Windfarm operator the Renewable Energy Generation Group has blamed “abnormally low wind speeds” across the UK for greater-than-expected losses.
The, er, REG Group acquired Cornwall Wind and Power in 2005, and now operates 10 wind power sites with a (theoretical) capacity of 41.15MW. It is quoted on AIM, the London Stock Exchange’s international market for smaller growing companies.
Losses before tax rose to £1.9m, up from £400,000 in the corresponding six-month period a year ago. In a statement, it blamed “abnormally low wind speeds” for “over £1m of lost EBITDA”. The full results are here.
Despite the bullish statements, the wind industry remains vulnerable on Government kindness, in the shape of feed-in tariffs (FITs). FITs are a form of wholesale price-fixing, introduced to stimulate investment in new energy sources. If consumers’ desire for cheap energy was allowed to be met by the market, it would lift millions of poor people out of fuel poverty. But then wind farms wouldn’t be economical at all.
It’s a uniquely inefficient technology. Windmills must be shut down if the wind blows too hard. And, quite often during the December cold snap, wind plants used more electricity than they generated – just when the electricity was needed the most. (Electricity is drawn from the grid for yaw control, lighting, de-icing, pumps and to power the control mechanisms.)
The current UK FIT schedule – introduced in 2009 – sees solar, not wind, as the most-specially-favoured: with 43.3p per kWh guaranteed (for retrofitted small installations). But wind isn’t far behind at 36.2 per kWh for small installations and 28p for larger ones. These are the highest in the EU, nine times higher than Denmark. The wholesale spot market only very rarely exceeds such numbers, meaning that for most of the time consumers pay more than they should.
This generosity can’t go on forever. All across the EU, subsidies and sweeteners are being pulled. Germany, Spain, France, Slovakia and the Czech Republic have scaled back their FITs. Last month, the government indicated that it would too, announcing a review of solar FITs for large solar installations (large is relative here, meaning greater than 50kWh). Two major investors that favoured solar have pulled out of the market: Ingenious Media and Matrix.

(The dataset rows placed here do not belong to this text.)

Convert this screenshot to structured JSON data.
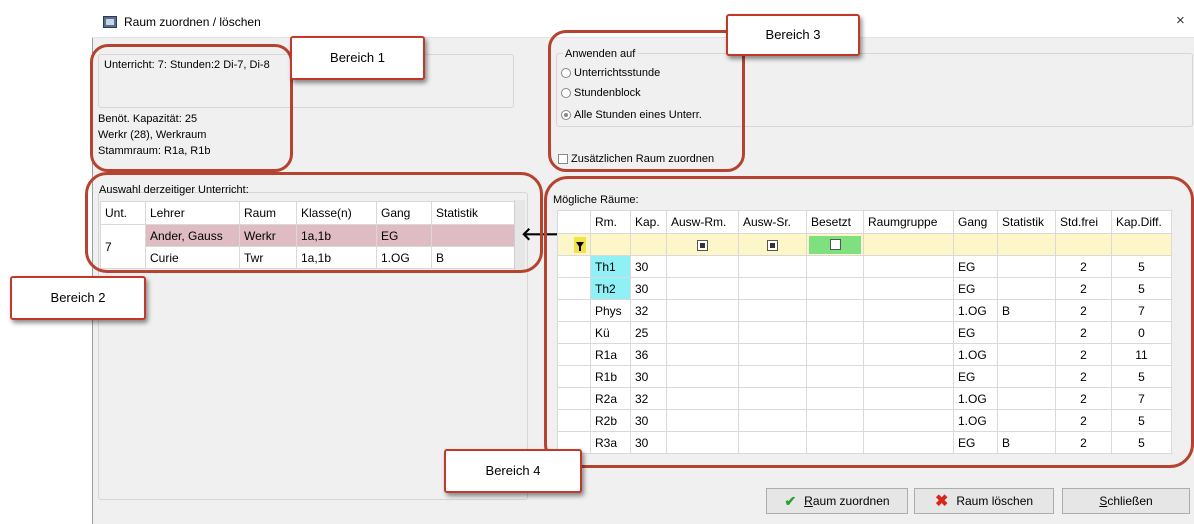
{
  "window": {
    "title": "Raum zuordnen / löschen",
    "close_label": "×"
  },
  "info": {
    "unterricht": "Unterricht: 7: Stunden:2 Di-7, Di-8",
    "kapazitaet": "Benöt. Kapazität: 25",
    "werkraum": "Werkr (28), Werkraum",
    "stammraum": "Stammraum: R1a, R1b"
  },
  "apply": {
    "group_label": "Anwenden auf",
    "options": [
      "Unterrichtsstunde",
      "Stundenblock",
      "Alle Stunden eines Unterr."
    ],
    "selected": "Alle Stunden eines Unterr.",
    "extra_room": "Zusätzlichen Raum zuordnen"
  },
  "current": {
    "label": "Auswahl derzeitiger Unterricht:",
    "headers": [
      "Unt.",
      "Lehrer",
      "Raum",
      "Klasse(n)",
      "Gang",
      "Statistik"
    ],
    "unit": "7",
    "rows": [
      [
        "Ander, Gauss",
        "Werkr",
        "1a,1b",
        "EG",
        ""
      ],
      [
        "Curie",
        "Twr",
        "1a,1b",
        "1.OG",
        "B"
      ]
    ]
  },
  "arrow": "🡐",
  "rooms": {
    "label": "Mögliche Räume:",
    "headers": [
      "Rm.",
      "Kap.",
      "Ausw-Rm.",
      "Ausw-Sr.",
      "Besetzt",
      "Raumgruppe",
      "Gang",
      "Statistik",
      "Std.frei",
      "Kap.Diff."
    ],
    "rows": [
      [
        "Th1",
        "30",
        "",
        "",
        "",
        "",
        "EG",
        "",
        "2",
        "5"
      ],
      [
        "Th2",
        "30",
        "",
        "",
        "",
        "",
        "EG",
        "",
        "2",
        "5"
      ],
      [
        "Phys",
        "32",
        "",
        "",
        "",
        "",
        "1.OG",
        "B",
        "2",
        "7"
      ],
      [
        "Kü",
        "25",
        "",
        "",
        "",
        "",
        "EG",
        "",
        "2",
        "0"
      ],
      [
        "R1a",
        "36",
        "",
        "",
        "",
        "",
        "1.OG",
        "",
        "2",
        "11"
      ],
      [
        "R1b",
        "30",
        "",
        "",
        "",
        "",
        "EG",
        "",
        "2",
        "5"
      ],
      [
        "R2a",
        "32",
        "",
        "",
        "",
        "",
        "1.OG",
        "",
        "2",
        "7"
      ],
      [
        "R2b",
        "30",
        "",
        "",
        "",
        "",
        "1.OG",
        "",
        "2",
        "5"
      ],
      [
        "R3a",
        "30",
        "",
        "",
        "",
        "",
        "EG",
        "B",
        "2",
        "5"
      ]
    ],
    "highlight_color": "#8ff0f5"
  },
  "callouts": {
    "b1": "Bereich 1",
    "b2": "Bereich 2",
    "b3": "Bereich 3",
    "b4": "Bereich 4"
  },
  "buttons": {
    "assign_prefix": "R",
    "assign_rest": "aum zuordnen",
    "delete": "Raum löschen",
    "close_prefix": "S",
    "close_rest": "chließen"
  }
}
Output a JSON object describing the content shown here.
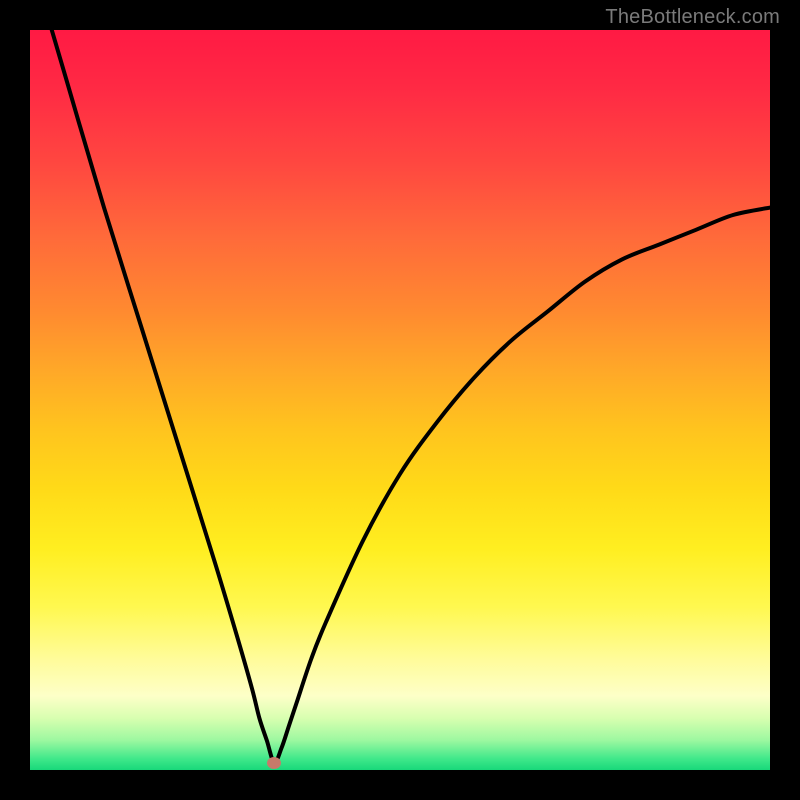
{
  "watermark": "TheBottleneck.com",
  "colors": {
    "frame": "#000000",
    "curve": "#000000",
    "marker": "#c77a6a",
    "gradient_top": "#ff1a44",
    "gradient_bottom": "#18d87a"
  },
  "chart_data": {
    "type": "line",
    "title": "",
    "xlabel": "",
    "ylabel": "",
    "xlim": [
      0,
      100
    ],
    "ylim": [
      0,
      100
    ],
    "grid": false,
    "legend": false,
    "annotations": [
      {
        "name": "marker",
        "x": 33,
        "y": 1,
        "label": ""
      }
    ],
    "series": [
      {
        "name": "bottleneck-curve",
        "x": [
          0,
          5,
          10,
          15,
          20,
          25,
          28,
          30,
          31,
          32,
          33,
          34,
          35,
          36,
          38,
          40,
          45,
          50,
          55,
          60,
          65,
          70,
          75,
          80,
          85,
          90,
          95,
          100
        ],
        "values": [
          110,
          93,
          76,
          60,
          44,
          28,
          18,
          11,
          7,
          4,
          1,
          3,
          6,
          9,
          15,
          20,
          31,
          40,
          47,
          53,
          58,
          62,
          66,
          69,
          71,
          73,
          75,
          76
        ]
      }
    ]
  }
}
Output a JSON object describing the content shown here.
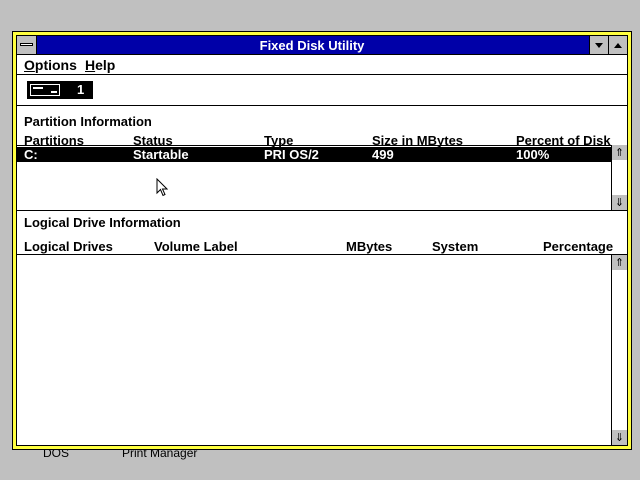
{
  "window": {
    "title": "Fixed Disk Utility"
  },
  "menubar": {
    "options": {
      "mnemonic": "O",
      "rest": "ptions"
    },
    "help": {
      "mnemonic": "H",
      "rest": "elp"
    }
  },
  "toolbar": {
    "disk_number": "1",
    "icon": "fixed-disk-icon"
  },
  "partition_info": {
    "title": "Partition Information",
    "columns": {
      "partitions": "Partitions",
      "status": "Status",
      "type": "Type",
      "size": "Size in MBytes",
      "percent": "Percent of Disk"
    },
    "rows": [
      {
        "partition": "C:",
        "status": "Startable",
        "type": "PRI OS/2",
        "size": "499",
        "percent": "100%"
      }
    ]
  },
  "logical_drive_info": {
    "title": "Logical Drive Information",
    "columns": {
      "drives": "Logical Drives",
      "label": "Volume Label",
      "mbytes": "MBytes",
      "system": "System",
      "percentage": "Percentage"
    },
    "rows": []
  },
  "desktop": {
    "labels": [
      "DOS",
      "Print Manager"
    ]
  },
  "colors": {
    "titlebar": "#0000a8",
    "window_frame": "#ffff40",
    "desktop": "#c0c0c0",
    "selection": "#000000"
  }
}
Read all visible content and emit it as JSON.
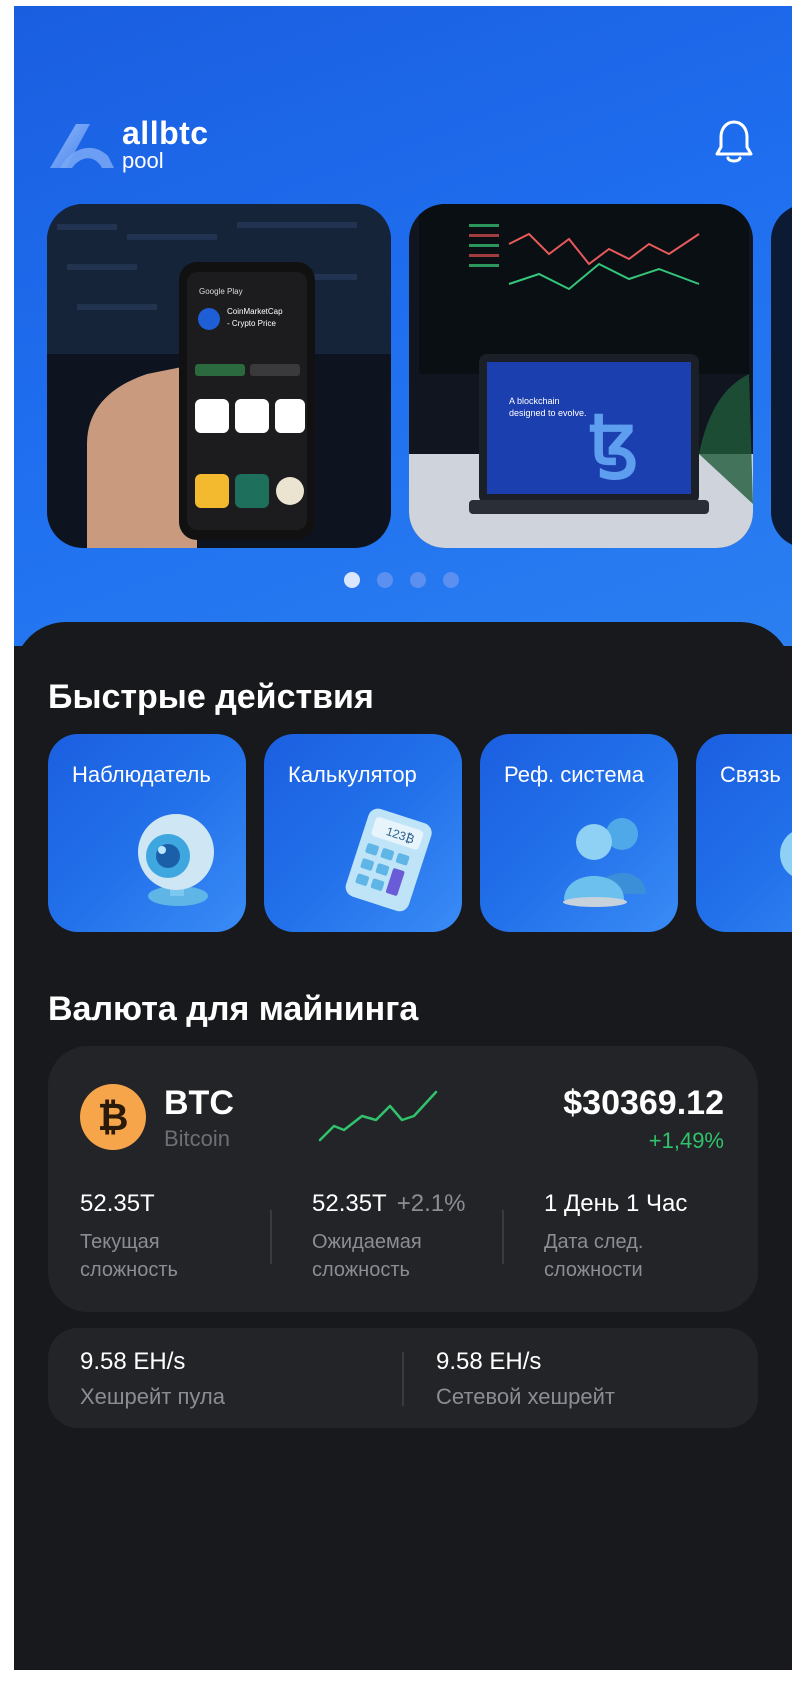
{
  "brand": {
    "name_line1": "allbtc",
    "name_line2": "pool"
  },
  "header": {
    "notification_icon": "bell-icon"
  },
  "carousel": {
    "slides": [
      {
        "image": "phone-coinmarketcap-photo"
      },
      {
        "image": "laptop-trading-photo"
      },
      {
        "image": "partial-slide"
      }
    ],
    "dots": 4,
    "active_index": 0
  },
  "quick_actions": {
    "title": "Быстрые действия",
    "items": [
      {
        "label": "Наблюдатель",
        "icon": "webcam-icon"
      },
      {
        "label": "Калькулятор",
        "icon": "calculator-icon"
      },
      {
        "label": "Реф. система",
        "icon": "users-icon"
      },
      {
        "label": "Связь",
        "icon": "chat-icon"
      }
    ]
  },
  "mining_currency": {
    "title": "Валюта для майнинга",
    "coin": {
      "ticker": "BTC",
      "name": "Bitcoin",
      "price": "$30369.12",
      "change": "+1,49%",
      "icon": "bitcoin-icon",
      "change_color": "#30c26c"
    },
    "stats": [
      {
        "value": "52.35T",
        "sub": "",
        "label": "Текущая сложность"
      },
      {
        "value": "52.35T",
        "sub": "+2.1%",
        "label": "Ожидаемая сложность"
      },
      {
        "value": "1 День 1 Час",
        "sub": "",
        "label": "Дата след. сложности"
      }
    ],
    "hashrates": [
      {
        "value": "9.58 EH/s",
        "label": "Хешрейт пула"
      },
      {
        "value": "9.58 EH/s",
        "label": "Сетевой хешрейт"
      }
    ]
  },
  "colors": {
    "accent": "#1f6ff0",
    "background": "#18191c",
    "card": "#232427",
    "positive": "#30c26c"
  }
}
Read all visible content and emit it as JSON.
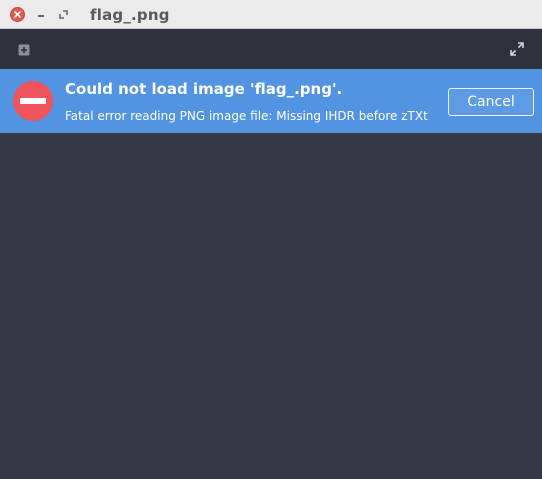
{
  "window": {
    "title": "flag_.png"
  },
  "titlebar": {
    "close_icon": "close-icon",
    "minimize_icon": "minimize-icon",
    "maximize_icon": "maximize-icon"
  },
  "toolbar": {
    "add_icon": "add-icon",
    "fullscreen_icon": "fullscreen-icon"
  },
  "infobar": {
    "icon": "error-icon",
    "title": "Could not load image 'flag_.png'.",
    "detail": "Fatal error reading PNG image file: Missing IHDR before zTXt",
    "cancel_label": "Cancel"
  },
  "colors": {
    "infobar_bg": "#5294e2",
    "error_icon": "#f0535a",
    "content_bg": "#353945",
    "toolbar_bg": "#2f323c",
    "titlebar_bg": "#ecebeb"
  }
}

“Suddenly the rug has been pulled,” observed CEO of eco-energy Good Energy Group plc.
Yet even as a method of reducing CO2 emissions, wind remains singularly hopeless. Denmark has been the biggest European investor in wind energy, yet still gets half of its electricity from coal-fired power stations – as much as it did before. When the wind blows correctly, Denmark is able to reduce the energy it imports from Norway’s highly flexible hydro-powered network. So it simply swaps one renewable for another – at some considerable cost.
Not all renewables are quite as harmful to humans or the economy, it should be stressed, as wind turbines. Hydro, where you have the fjords, or can build the dams, is a reliable large-scale power source. Geothermal energy could one day exceed it. Even burning our rubbish, instead of making the pointless and ritualistic gesture of recycling it, could provide free heat, or so a study commissioned by the former Mayor Ken Livingstone found. London’s rubbish could power a quarter of London’s homes. But solar and wind are simply poor technologies that today, in the UK, simply represent a huge cost – and rigging the market to favour them simply guarantees winter misery for millions.